When destruction reigns, the work of recovery takes a high-performing team
The Adaptive Challenge
A territorial government agency established to help rebuild a disaster-stricken region was in charge of overseeing and coordinating almost 300 different action plans at once, all of them vital to their people’s future. With food, water, energy, shelter, and other basic needs in the spotlight, there was never a problem with the clarity of the mission. The issue was building a team that could work together in unusually effective ways to meet the unusually pressing need. The bottom line was people—and the agency’s relationships and ways of working together would be the keys to getting there.

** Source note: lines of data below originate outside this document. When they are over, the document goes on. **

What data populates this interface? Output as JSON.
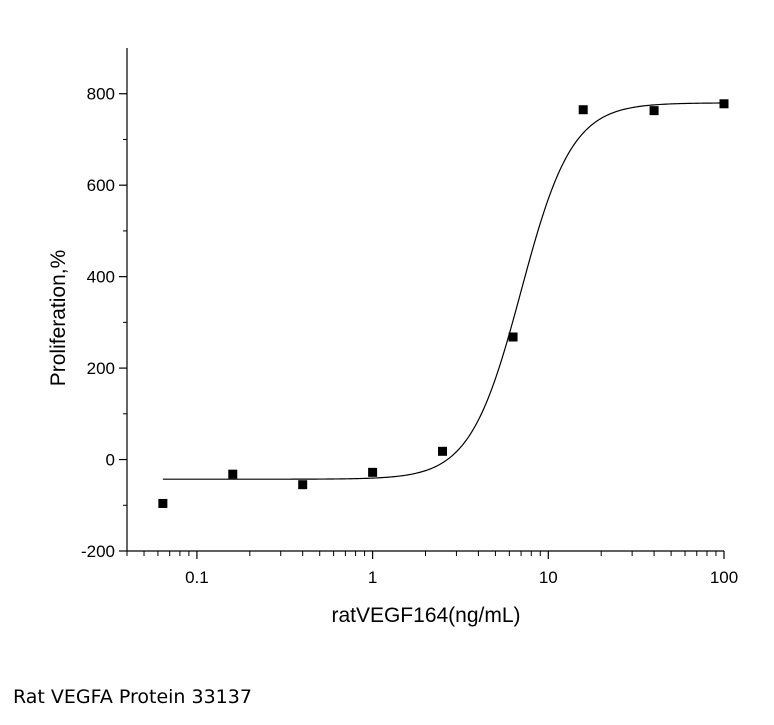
{
  "caption": "Rat VEGFA Protein 33137",
  "chart_data": {
    "type": "scatter",
    "xscale": "log",
    "xlabel": "ratVEGF164(ng/mL)",
    "ylabel": "Proliferation,%",
    "xlim": [
      0.04,
      100
    ],
    "ylim": [
      -200,
      900
    ],
    "x_ticks": [
      0.1,
      1,
      10,
      100
    ],
    "x_tick_labels": [
      "0.1",
      "1",
      "10",
      "100"
    ],
    "y_ticks": [
      -200,
      0,
      200,
      400,
      600,
      800
    ],
    "y_tick_labels": [
      "-200",
      "0",
      "200",
      "400",
      "600",
      "800"
    ],
    "grid": false,
    "series": [
      {
        "marker": "square",
        "x": [
          0.064,
          0.16,
          0.4,
          1.0,
          2.5,
          6.3,
          15.8,
          40,
          100
        ],
        "y": [
          -96,
          -32,
          -55,
          -28,
          18,
          268,
          765,
          763,
          778
        ]
      }
    ],
    "fit_curve": {
      "model": "4PL",
      "bottom": -43,
      "top": 780,
      "ec50": 7.0,
      "hill": 3.0
    }
  }
}
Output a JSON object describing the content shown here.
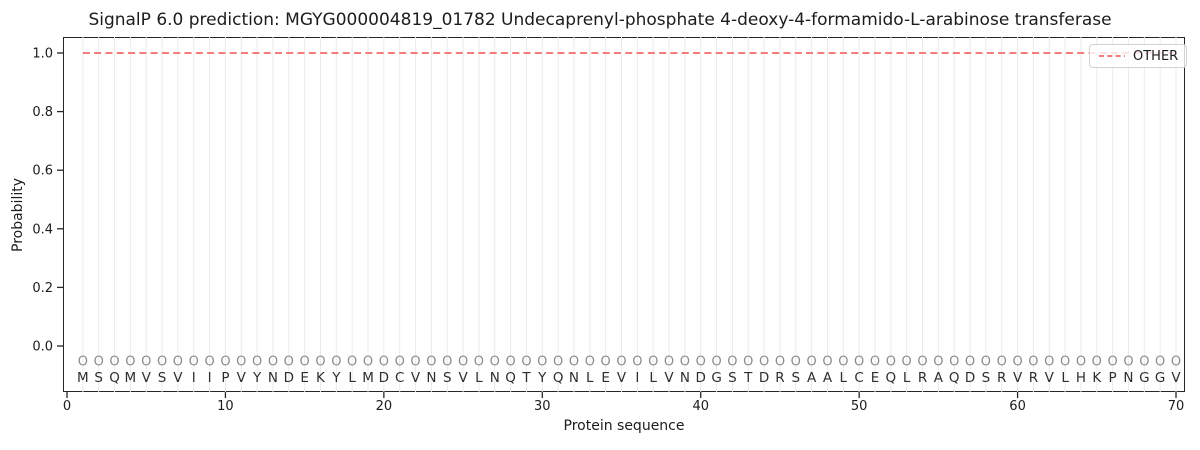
{
  "title": "SignalP 6.0 prediction: MGYG000004819_01782 Undecaprenyl-phosphate 4-deoxy-4-formamido-L-arabinose transferase",
  "legend": {
    "label": "OTHER",
    "line_color": "#f47c7c",
    "line_style": "dashed",
    "location": "upper right"
  },
  "chart_data": {
    "type": "line",
    "title": "SignalP 6.0 prediction: MGYG000004819_01782 Undecaprenyl-phosphate 4-deoxy-4-formamido-L-arabinose transferase",
    "xlabel": "Protein sequence",
    "ylabel": "Probability",
    "xlim": [
      -0.3,
      70.5
    ],
    "ylim": [
      -0.16,
      1.06
    ],
    "x_ticks": [
      0,
      10,
      20,
      30,
      40,
      50,
      60,
      70
    ],
    "y_ticks": [
      0.0,
      0.2,
      0.4,
      0.6,
      0.8,
      1.0
    ],
    "y_tick_labels": [
      "0.0",
      "0.2",
      "0.4",
      "0.6",
      "0.8",
      "1.0"
    ],
    "grid": "light vertical gridline at every residue position 1-70",
    "legend_position": "upper right",
    "series": [
      {
        "name": "OTHER",
        "color": "#f47c7c",
        "dash": "dashed",
        "x": [
          1,
          2,
          3,
          4,
          5,
          6,
          7,
          8,
          9,
          10,
          11,
          12,
          13,
          14,
          15,
          16,
          17,
          18,
          19,
          20,
          21,
          22,
          23,
          24,
          25,
          26,
          27,
          28,
          29,
          30,
          31,
          32,
          33,
          34,
          35,
          36,
          37,
          38,
          39,
          40,
          41,
          42,
          43,
          44,
          45,
          46,
          47,
          48,
          49,
          50,
          51,
          52,
          53,
          54,
          55,
          56,
          57,
          58,
          59,
          60,
          61,
          62,
          63,
          64,
          65,
          66,
          67,
          68,
          69,
          70
        ],
        "y": [
          1.0,
          1.0,
          1.0,
          1.0,
          1.0,
          1.0,
          1.0,
          1.0,
          1.0,
          1.0,
          1.0,
          1.0,
          1.0,
          1.0,
          1.0,
          1.0,
          1.0,
          1.0,
          1.0,
          1.0,
          1.0,
          1.0,
          1.0,
          1.0,
          1.0,
          1.0,
          1.0,
          1.0,
          1.0,
          1.0,
          1.0,
          1.0,
          1.0,
          1.0,
          1.0,
          1.0,
          1.0,
          1.0,
          1.0,
          1.0,
          1.0,
          1.0,
          1.0,
          1.0,
          1.0,
          1.0,
          1.0,
          1.0,
          1.0,
          1.0,
          1.0,
          1.0,
          1.0,
          1.0,
          1.0,
          1.0,
          1.0,
          1.0,
          1.0,
          1.0,
          1.0,
          1.0,
          1.0,
          1.0,
          1.0,
          1.0,
          1.0,
          1.0,
          1.0,
          1.0
        ]
      }
    ],
    "sequence": "MSQMVSVIIPVYNDEKYLMDCVNSVLNQTYQNLEVILVNDGSTDRSAALCEQLRAQDSRVRVLHKPNGGV",
    "position_labels": "OOOOOOOOOOOOOOOOOOOOOOOOOOOOOOOOOOOOOOOOOOOOOOOOOOOOOOOOOOOOOOOOOOOOOO",
    "style": {
      "grid_color": "#ebebeb",
      "axis_color": "#262626",
      "tick_label_color": "#1c1c1c",
      "marker_color": "#8c8c8c",
      "letter_color": "#2e2e2e",
      "line_width": 2
    }
  }
}
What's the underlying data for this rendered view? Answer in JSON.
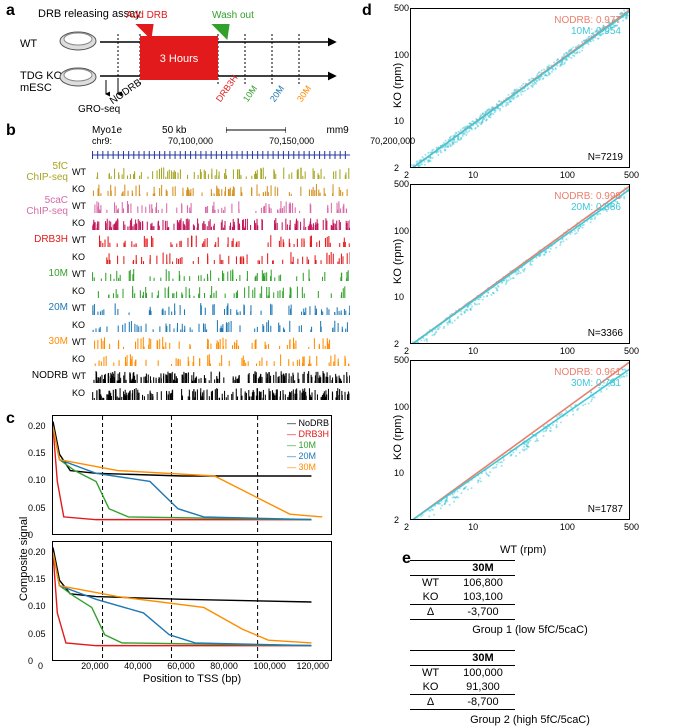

The Deloitte Greenhouse® Experience
The damage and the danger were unmistakably real. For the recovery agency team, it was time to get real—to shed old habits and make new connections that could amplify their strengths. As part of the Breakthrough Lab, the team took orthodoxies head-on, such as “there’s not enough time to communicate”‚ “silos exist for a reason,” or “duplication across roles is inevitable.” By digging into why these assumptions existed and what would be possible if they didn’t, the team mapped a road beyond them.
The Breakthrough
In ordinary times, an organization can weather ordinary problems—like duplication, information silos, communication lags, and inertia. The response to a life-threatening emergency is a time to disrupt ordinary thinking and push through to a new standard of collaboration and responsiveness. What the team realized is that the same urgency can also force people to default to old patterns. They left the Breakthrough Lab with a better understanding of individual strengths, renewed vision for the team and how they could work better together to achieve success, and a multi-year plan of concrete steps to bring lasting recovery to the people who are counting on them.